A form of fast-spreading breast cancer has remained hard to treat despite overall advances in the field. Now a new study reveals some of the underpinnings of this disease, called basal subtype breast cancer, and may point the way to future avenues of treatments.
Women with mutations in their BRCA1 genes are more likely than others to develop basal subtype breast cancer, and the study showed that even non-cancerous cells with these mutations express, or turn on, different genes, look different under a microscope and behave differently when they divide than cells without these mutations.
That means women with BRCA1 mutations have "a reservoir of cells primed to form cancer, if the right combination of other signals comes along," said study researcher Charlotte Kuperwasser, an associate professor of Cell, Molecular & Developmental Biology at Tufts University in Boston.
Normally, the BRCA1 gene suppresses tumor growth; women with mutations in this gene, however, have a much higher risk of developing breast cancer. Until now, scientists have not fully understood why.
"This is the first study that demonstrates there is something amiss in what appears to be normal breast tissue in women with this mutation," Kuperwasser said.
The study will be published Feb. 4 in the journal Cell Stem Cell.
In normal breast tissue, some cells are "milk makers" and others are "milk squeezers," and these types are easily distinguished from each other, Kuperwasser said.
But in their study, the team found that for women with BRCA1 mutations these breast cells develop abnormally, even when there are no signs of cancer.

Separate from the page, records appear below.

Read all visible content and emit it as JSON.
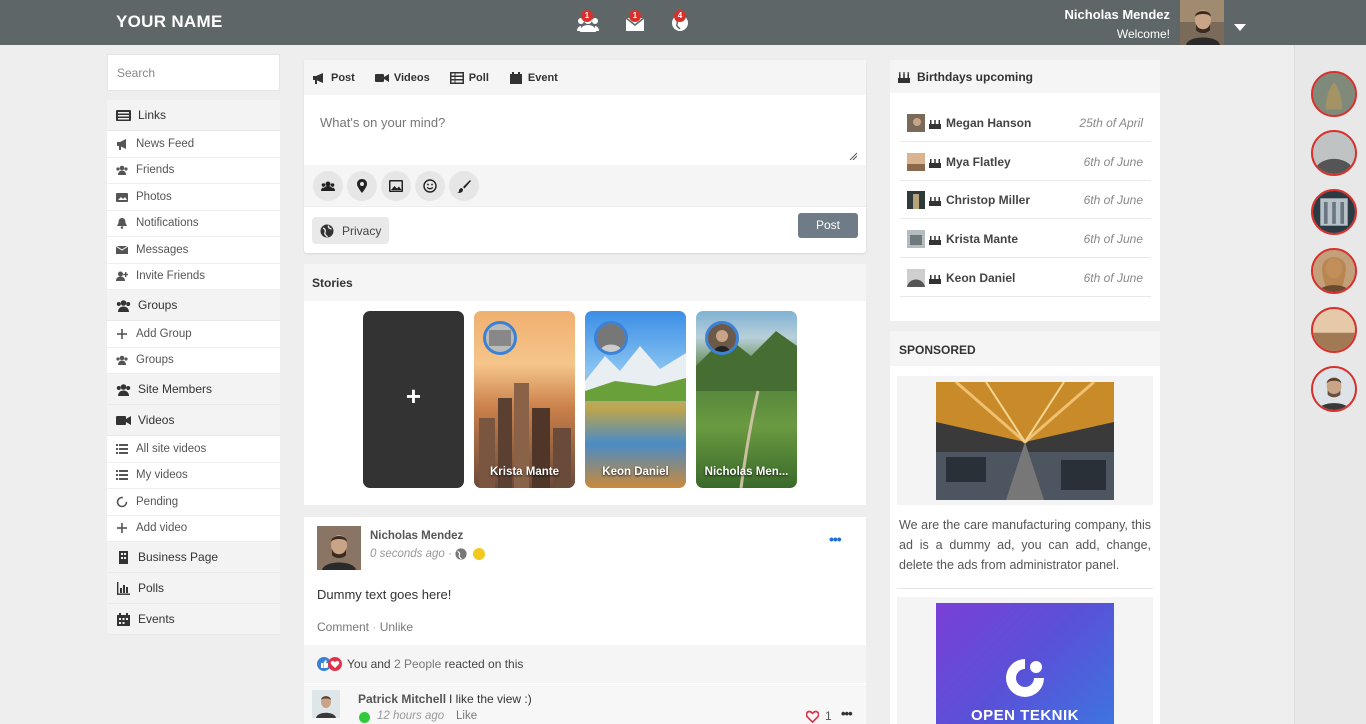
{
  "topbar": {
    "brand": "YOUR NAME",
    "notifications": [
      {
        "icon": "friends-icon",
        "count": "1"
      },
      {
        "icon": "mail-icon",
        "count": "1"
      },
      {
        "icon": "globe-icon",
        "count": "4"
      }
    ],
    "user_name": "Nicholas Mendez",
    "welcome": "Welcome!"
  },
  "sidebar": {
    "search_placeholder": "Search",
    "sections": [
      {
        "label": "Links",
        "icon": "links-icon",
        "items": [
          {
            "label": "News Feed",
            "icon": "megaphone-icon"
          },
          {
            "label": "Friends",
            "icon": "friends-icon"
          },
          {
            "label": "Photos",
            "icon": "photo-icon"
          },
          {
            "label": "Notifications",
            "icon": "bell-icon"
          },
          {
            "label": "Messages",
            "icon": "envelope-icon"
          },
          {
            "label": "Invite Friends",
            "icon": "user-plus-icon"
          }
        ]
      },
      {
        "label": "Groups",
        "icon": "users-icon",
        "items": [
          {
            "label": "Add Group",
            "icon": "plus-icon"
          },
          {
            "label": "Groups",
            "icon": "users-icon"
          }
        ]
      },
      {
        "label": "Site Members",
        "icon": "users-icon",
        "items": []
      },
      {
        "label": "Videos",
        "icon": "video-icon",
        "items": [
          {
            "label": "All site videos",
            "icon": "list-icon"
          },
          {
            "label": "My videos",
            "icon": "list-icon"
          },
          {
            "label": "Pending",
            "icon": "circle-icon"
          },
          {
            "label": "Add video",
            "icon": "plus-icon"
          }
        ]
      },
      {
        "label": "Business Page",
        "icon": "building-icon",
        "items": []
      },
      {
        "label": "Polls",
        "icon": "chart-icon",
        "items": []
      },
      {
        "label": "Events",
        "icon": "calendar-icon",
        "items": []
      }
    ]
  },
  "composer": {
    "tabs": [
      "Post",
      "Videos",
      "Poll",
      "Event"
    ],
    "placeholder": "What's on your mind?",
    "privacy": "Privacy",
    "post_button": "Post"
  },
  "stories": {
    "title": "Stories",
    "add_label": "+",
    "items": [
      "Krista Mante",
      "Keon Daniel",
      "Nicholas Men..."
    ]
  },
  "post": {
    "author": "Nicholas Mendez",
    "time": "0 seconds ago",
    "separator": "·",
    "more": "•••",
    "text": "Dummy text goes here!",
    "comment": "Comment",
    "unlike": "Unlike",
    "reaction_you": "You and",
    "reaction_people": "2 People",
    "reaction_suffix": "reacted on this",
    "comment_author": "Patrick Mitchell",
    "comment_text": "I like the view :)",
    "comment_time": "12 hours ago",
    "comment_like": "Like",
    "comment_likes": "1"
  },
  "birthdays": {
    "title": "Birthdays upcoming",
    "items": [
      {
        "name": "Megan Hanson",
        "date": "25th of April"
      },
      {
        "name": "Mya Flatley",
        "date": "6th of June"
      },
      {
        "name": "Christop Miller",
        "date": "6th of June"
      },
      {
        "name": "Krista Mante",
        "date": "6th of June"
      },
      {
        "name": "Keon Daniel",
        "date": "6th of June"
      }
    ]
  },
  "sponsored": {
    "title": "SPONSORED",
    "ad1_text": "We are the care manufacturing company, this ad is a dummy ad, you can add, change, delete the ads from administrator panel.",
    "ad2_label": "OPEN TEKNIK"
  },
  "colors": {
    "topbar": "#5f6668",
    "accent": "#1f6fd4",
    "badge": "#d9302c",
    "post_button": "#6f7b86"
  }
}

More specifically, these cell types get stuck in an immature state, Kuperwasser said.
"If you look at breast tissues under a microscope — in every way that we can do that — you cannot tell the difference between these cells," as you can in cells without the mutation, she said. And certain proteins that normally show up on the surfaces of cells of each type don't appear as they should.

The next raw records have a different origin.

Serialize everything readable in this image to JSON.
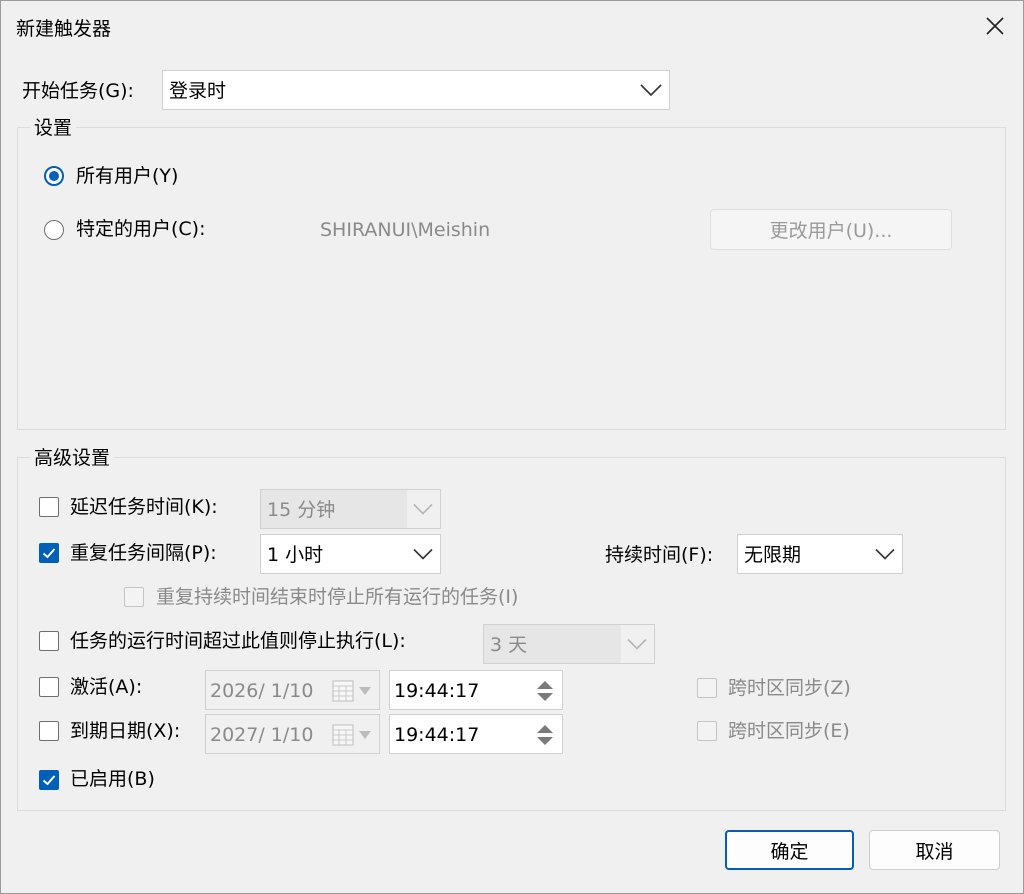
{
  "window": {
    "title": "新建触发器"
  },
  "begin": {
    "label": "开始任务(G):",
    "value": "登录时"
  },
  "settings": {
    "title": "设置",
    "all_users_label": "所有用户(Y)",
    "specific_user_label": "特定的用户(C):",
    "user_name": "SHIRANUI\\Meishin",
    "change_user_label": "更改用户(U)..."
  },
  "advanced": {
    "title": "高级设置",
    "delay": {
      "label": "延迟任务时间(K):",
      "value": "15 分钟"
    },
    "repeat": {
      "label": "重复任务间隔(P):",
      "value": "1 小时",
      "duration_label": "持续时间(F):",
      "duration_value": "无限期"
    },
    "stop_all": {
      "label": "重复持续时间结束时停止所有运行的任务(I)"
    },
    "stop_longer": {
      "label": "任务的运行时间超过此值则停止执行(L):",
      "value": "3 天"
    },
    "activate": {
      "label": "激活(A):",
      "date": "2026/  1/10",
      "time": "19:44:17",
      "sync_label": "跨时区同步(Z)"
    },
    "expire": {
      "label": "到期日期(X):",
      "date": "2027/  1/10",
      "time": "19:44:17",
      "sync_label": "跨时区同步(E)"
    },
    "enabled": {
      "label": "已启用(B)"
    }
  },
  "buttons": {
    "ok": "确定",
    "cancel": "取消"
  },
  "colors": {
    "accent": "#005fb8",
    "background": "#f0f0f0",
    "disabled_text": "#8a8a8a"
  }
}
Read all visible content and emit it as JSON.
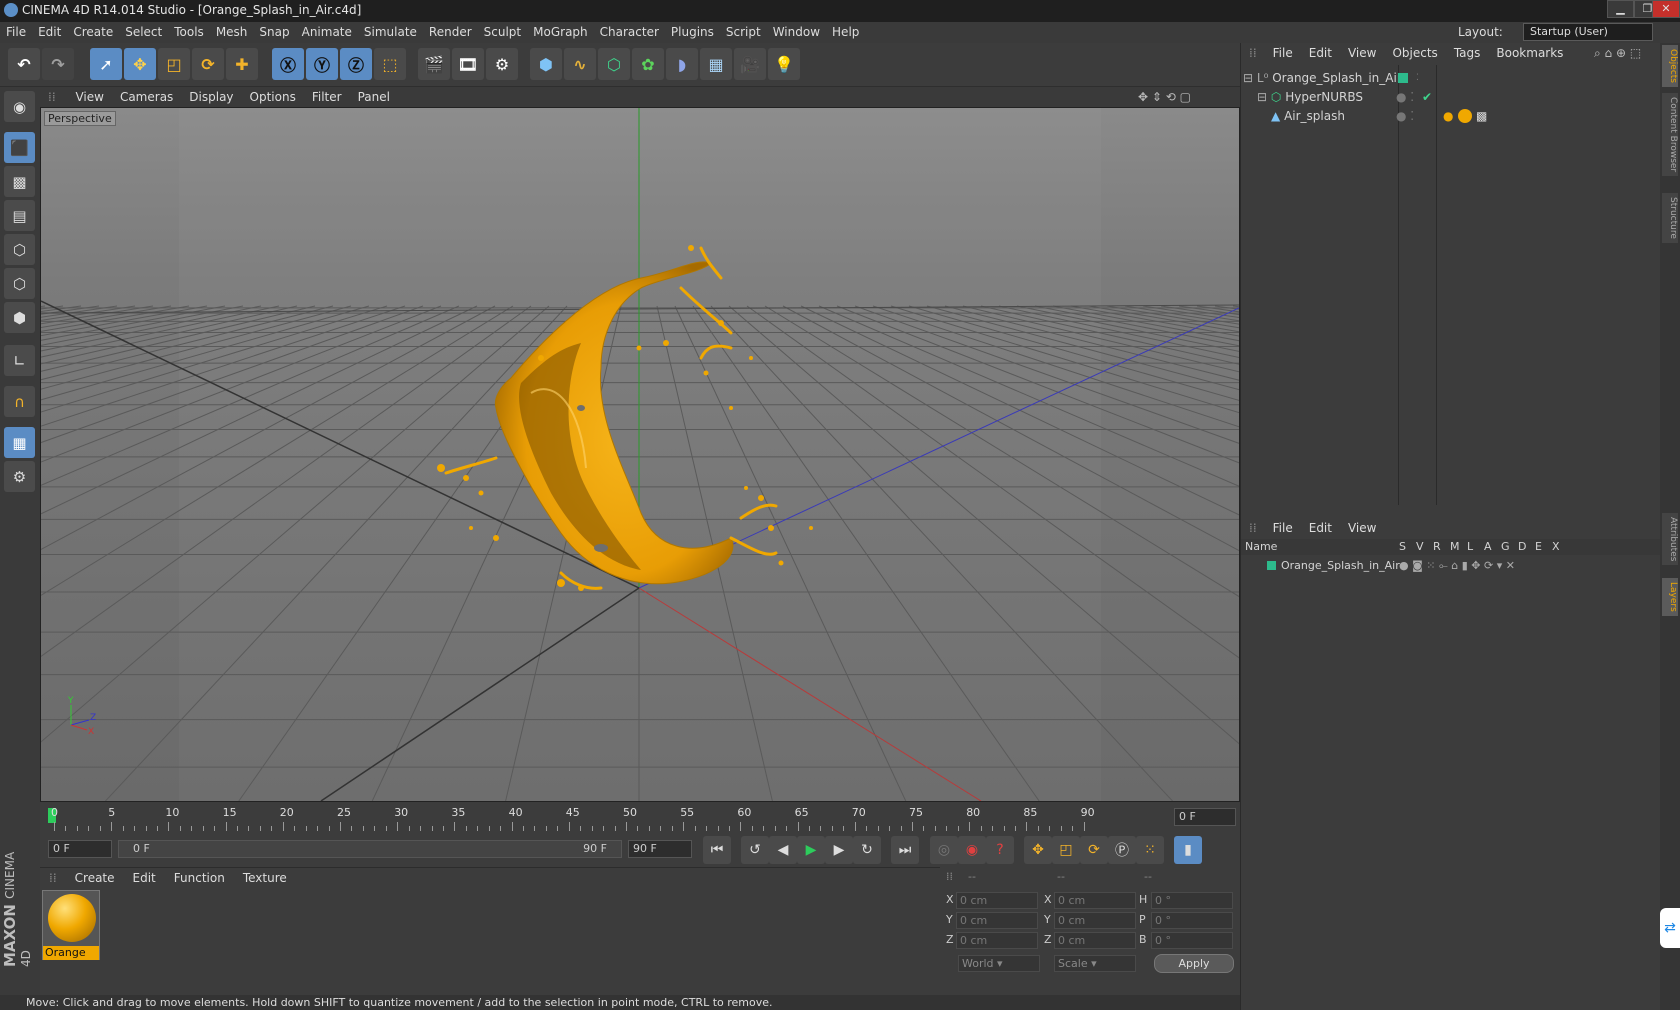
{
  "window": {
    "title": "CINEMA 4D R14.014 Studio - [Orange_Splash_in_Air.c4d]"
  },
  "menu": [
    "File",
    "Edit",
    "Create",
    "Select",
    "Tools",
    "Mesh",
    "Snap",
    "Animate",
    "Simulate",
    "Render",
    "Sculpt",
    "MoGraph",
    "Character",
    "Plugins",
    "Script",
    "Window",
    "Help"
  ],
  "layout": {
    "label": "Layout:",
    "value": "Startup (User)"
  },
  "viewport": {
    "menu": [
      "View",
      "Cameras",
      "Display",
      "Options",
      "Filter",
      "Panel"
    ],
    "label": "Perspective"
  },
  "timeline": {
    "ticks": [
      "0",
      "5",
      "10",
      "15",
      "20",
      "25",
      "30",
      "35",
      "40",
      "45",
      "50",
      "55",
      "60",
      "65",
      "70",
      "75",
      "80",
      "85",
      "90"
    ],
    "current_frame": "0 F"
  },
  "anim": {
    "start": "0 F",
    "range_start": "0 F",
    "range_end": "90 F",
    "end": "90 F"
  },
  "materials": {
    "menu": [
      "Create",
      "Edit",
      "Function",
      "Texture"
    ],
    "items": [
      {
        "name": "Orange"
      }
    ]
  },
  "coords": {
    "headers": [
      "--",
      "--",
      "--"
    ],
    "rows": [
      {
        "a": "X",
        "av": "0 cm",
        "b": "X",
        "bv": "0 cm",
        "c": "H",
        "cv": "0 °"
      },
      {
        "a": "Y",
        "av": "0 cm",
        "b": "Y",
        "bv": "0 cm",
        "c": "P",
        "cv": "0 °"
      },
      {
        "a": "Z",
        "av": "0 cm",
        "b": "Z",
        "bv": "0 cm",
        "c": "B",
        "cv": "0 °"
      }
    ],
    "mode1": "World",
    "mode2": "Scale",
    "apply": "Apply"
  },
  "objects": {
    "menu": [
      "File",
      "Edit",
      "View",
      "Objects",
      "Tags",
      "Bookmarks"
    ],
    "items": [
      "Orange_Splash_in_Air",
      "HyperNURBS",
      "Air_splash"
    ]
  },
  "layers": {
    "menu": [
      "File",
      "Edit",
      "View"
    ],
    "columns": [
      "Name",
      "S",
      "V",
      "R",
      "M",
      "L",
      "A",
      "G",
      "D",
      "E",
      "X"
    ],
    "items": [
      "Orange_Splash_in_Air"
    ]
  },
  "side_tabs": [
    "Objects",
    "Content Browser",
    "Structure",
    "Attributes",
    "Layers"
  ],
  "branding": {
    "line1": "MAXON",
    "line2": "CINEMA 4D"
  },
  "status": "Move: Click and drag to move elements. Hold down SHIFT to quantize movement / add to the selection in point mode, CTRL to remove.",
  "colors": {
    "accent": "#5b8cc4",
    "splash": "#f0a800",
    "layer": "#2dbb8c"
  }
}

In other ways, the tissue functions normally. These women have normal breast biology and normal lactation — somehow life has otherwise overcome the effects of the mutation, she said.
This lack of normal maturation represents a new way of understanding the role of the BRCA1 gene, she said.
"Our understanding of tumor suppressor genes has been that they put the brakes on cell growth," Kuperwasser said. "This shows they also play an important role in normal maturation and differentiation of cells." (Differentiation is a process by which cells mature.)
"Now we can think of cancers as two different puzzles — there's the DNA damage that we know can cause cancer, but there's also the normal process of differentiation, and the regulation of that differentiation process," she said.
Women with BRCA1 mutations face an 80-percent chance of developing breast cancer in their lives, and many of them develop the basal subtype. Often, basal subtype cancers are particularly devastating, because they are impervious to treatments with hormone therapies.
"There's a very limited arsenal for treating basal subtype cancers," Kuperwasser said. The finding suggests scientists may want to consider therapies for basal breast cancer that target the genes involved in the differentiation of these cells.
"Even if we could convert basal cancers to luminal, hormone-responsive breast cancer, we could treat it," she said.
Further, the study shows that researchers should consider treating women with BRCA1 mutations before they develop breast cancer, she said. Therapies could be designed to coax their cells to differentiate — to get them out of their immature state — before cancer arises, she said.
"If we could normalize their breast tissue, could we lower their incidence [of breast cancer]?" she said.
Researchers may also want to study the 20 percent of women with BRCA1 mutations who don't develop breast cancer.
"What's going on in those cases, what specific mutations might be different and other factors that are involved, we don't really know," Kuperwasser said.
Pass it on: Breast tissue from women with BRCA1 mutations remains stuck in an immature state. Coaxing it out of that state could lower the risk of developing cancer or change the type of cancer that develops.